Danish police have accused two men of helping the gunman who murdered two people in separate attacks in Copenhagen.

The suspected gunman, named by Danish media as Omar El-Hussein, 22, was shot dead by police after he attacked a free speech debate and a synagogue.

A film director and a Jewish man were killed and five police wounded.

The two men are charged with providing and disposing of the weapon, as well as with helping the gunman to hide.

Michael Juul Eriksen, a defence lawyer for one of the men, said they denied the charges.

The suspects, who have not been named, appeared in a closed custody hearing on Monday.

Omar El-Hussein, the Danish national suspected of carrying out Saturday’s attacks, was known to police and had convictions for violent offences and dealing in weapons.

El-Hussein was released from prison two weeks before the attacks after reportedly serving a two-year sentence for grievous bodily harm.

Michael Gjorup, head of the country’s prison and probation service, told Danish media that authorities were concerned about changes in El-Hussein’s behaviour in prison and passed on information to Danish intelligence before the attack.

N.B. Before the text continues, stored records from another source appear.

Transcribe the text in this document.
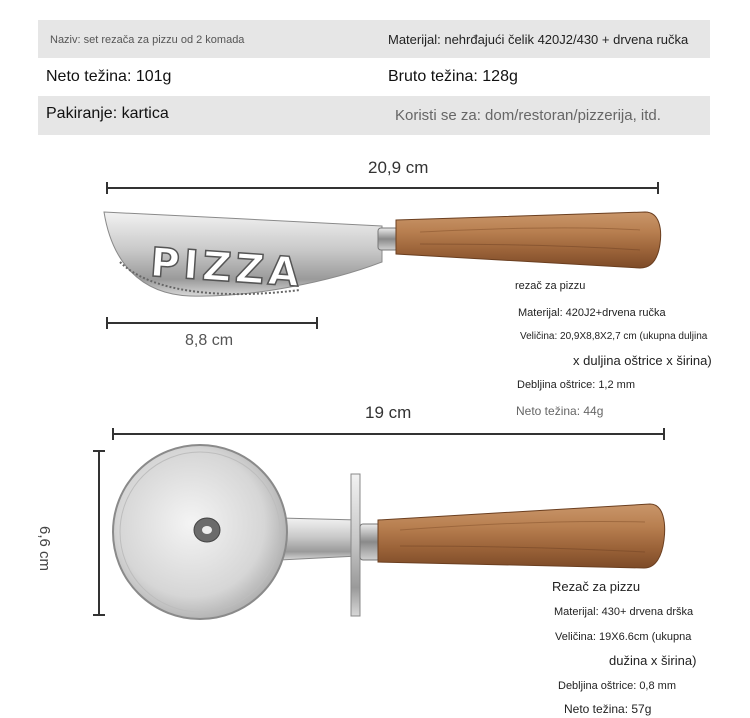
Naziv: set rezača za pizzu od 2 komada	Materijal: nehrđajući čelik 420J2/430 + drvena ručka
Neto težina: 101g	Bruto težina: 128g
Pakiranje: kartica	Koristi se za: dom/restoran/pizzerija, itd.
PIZZA
20,9 cm
8,8 cm
19 cm
6,6 cm
rezač za pizzu
Materijal: 420J2+drvena ručka
Veličina: 20,9X8,8X2,7 cm (ukupna duljina
x duljina oštrice x širina)
Debljina oštrice: 1,2 mm
Neto težina: 44g
Rezač za pizzu
Materijal: 430+ drvena drška
Veličina: 19X6.6cm (ukupna
dužina x širina)
Debljina oštrice: 0,8 mm
Neto težina: 57g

The head of Danish intelligence, Jens Madsen, acknowledged that El-Hussein had been “on the radar” of his services.

Mr Madsen said investigators were working on the theory that he could have been inspired by the shootings in Paris last month.

The attacks on the Charlie Hebdo magazine, a kosher supermarket and a policewoman claimed 17 lives.

Gang Activities

Denmark’s foreign minister, Martin Lidegaard, rejected suggestions that El-Hussein may have visited the Middle East but said he may have been radicalised while in prison.

“We are not talking about a foreign fighter who has been abroad fighting in Syria or Iraq,” Mr Lidegaard said.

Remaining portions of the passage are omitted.